JAKARTA – Gelora Bung Karno kembali bergemuruh, namun kali ini ada warna baru yang mencolok di pinggir lapangan. Pada Sabtu pagi (28/3/2026), rilis foto terbaru dari sesi latihan dan pertandingan terakhir menunjukkan transformasi visual yang dibawa oleh John Herdman sejak menjabat sebagai pelatih kepala Timnas Indonesia. Pria yang sukses membawa Kanada ke panggung dunia itu kini membawa “vibe” baru bagi skuad Garuda—sebuah kombinasi antara kedisiplinan tingkat tinggi dan gaya berpakaian yang sangat khas, atau yang oleh netizen disebut sebagai “gaya nyentrik”.

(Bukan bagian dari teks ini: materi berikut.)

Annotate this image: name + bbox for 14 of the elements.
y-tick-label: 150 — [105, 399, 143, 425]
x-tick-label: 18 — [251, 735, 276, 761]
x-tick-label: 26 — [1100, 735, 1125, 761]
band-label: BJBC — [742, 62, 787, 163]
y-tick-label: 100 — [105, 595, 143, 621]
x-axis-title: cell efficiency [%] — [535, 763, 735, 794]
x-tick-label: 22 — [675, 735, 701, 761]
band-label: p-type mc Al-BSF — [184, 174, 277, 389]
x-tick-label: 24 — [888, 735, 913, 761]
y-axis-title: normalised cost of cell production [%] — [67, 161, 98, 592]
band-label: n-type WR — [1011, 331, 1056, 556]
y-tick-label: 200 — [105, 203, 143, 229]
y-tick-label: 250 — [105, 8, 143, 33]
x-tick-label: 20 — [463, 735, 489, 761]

Fashion Tepi Lapangan: Lebih dari Sekadar Penampilan
Alih-alih mengenakan tracksuit olahraga standar yang biasa dipakai pelatih pada umumnya, Herdman tampil konsisten dengan padu padan yang lebih dapper. Penggunaan rompi (waistcoat) yang pas di badan dipadu dengan kemeja slim-fit yang lengannya digulung rapi, kini menjadi signature look yang sangat identik dengannya. Gaya ini memberikan kesan bahwa ia bukan sekadar pelatih, melainkan “dirigen” orkestra sepak bola yang sangat teliti terhadap detail.
Namun, gaya nyentrik Herdman bukan hanya soal kain dan jahitan. Gestur tubuhnya yang meledak-ledak di area teknis—termasuk cara ia memberikan instruksi dengan ekspresi wajah yang sangat teatrikal—menjadi magnet bagi para fotografer olahraga. Di tahun 2026 ini, saat Timnas Garuda sedang berjuang di kualifikasi penting, kehadiran sosok “nyentrik” seperti Herdman memberikan suntikan kepercayaan diri tambahan bagi para pemain dan suporter.
Membangun Budaya Baru di Skuad Garuda
Di balik penampilannya yang modis, ada pesan kuat yang ingin disampaikan Herdman: profesionalisme dan identitas. Ia percaya bahwa cara seorang pemimpin menampilkan diri mencerminkan keseriusannya dalam mengemban tugas negara. “Sepak bola adalah pertunjukan, dan kita harus tampil maksimal dalam setiap aspek, baik taktik maupun mentalitas,” ungkapnya dalam sebuah kesempatan.
Sejak kedatangannya, atmosfir di ruang ganti Timnas Indonesia dikabarkan berubah menjadi lebih energik. Herdman membawa metodologi pelatihan yang inovatif, yang ia padukan dengan kemampuannya membangun kedekatan emosional dengan pemain. Para pemain muda Indonesia terlihat lebih berani berekspresi di lapangan, seolah-olah terinspirasi oleh kebebasan gaya yang ditunjukkan sang pelatih. Gaya nyentrik ini perlahan bertransformasi menjadi simbol keberanian baru bagi sepak bola Indonesia untuk tampil beda dan lebih kompetitif di kancah internasional.
Antusiasme Suporter dan Fenomena “Herdman-Mania”
Dampak dari gaya ikonik ini sangat terasa di ranah digital. Penjualan merchandise resmi yang berkaitan dengan gaya berpakaian Herdman dilaporkan meningkat tajam di toko-toko olahraga resmi. Bahkan, muncul tren di kalangan suporter muda untuk datang ke stadion dengan mengenakan atribut yang menyerupai gaya sang pelatih. Di akhir Maret 2026 ini, John Herdman bukan hanya menjadi otak taktik Timnas Garuda, tetapi juga telah menjadi ikon budaya baru yang menyatukan sepak bola dengan gaya hidup modern.
Publik kini menantikan apakah gaya nyentrik ini akan selaras dengan prestasi konsisten di lapangan. Jika Garuda terus terbang tinggi, maka gaya rompi dan gestur khas Herdman akan dikenang sebagai seragam kemenangan bagi generasi baru sepak bola Indonesia. Satu yang pasti, di bawah asuhan Herdman, menonton Timnas Indonesia kini menjadi pengalaman yang memanjakan mata, baik dari segi permainan maupun dari segi estetika di pinggir lapangan.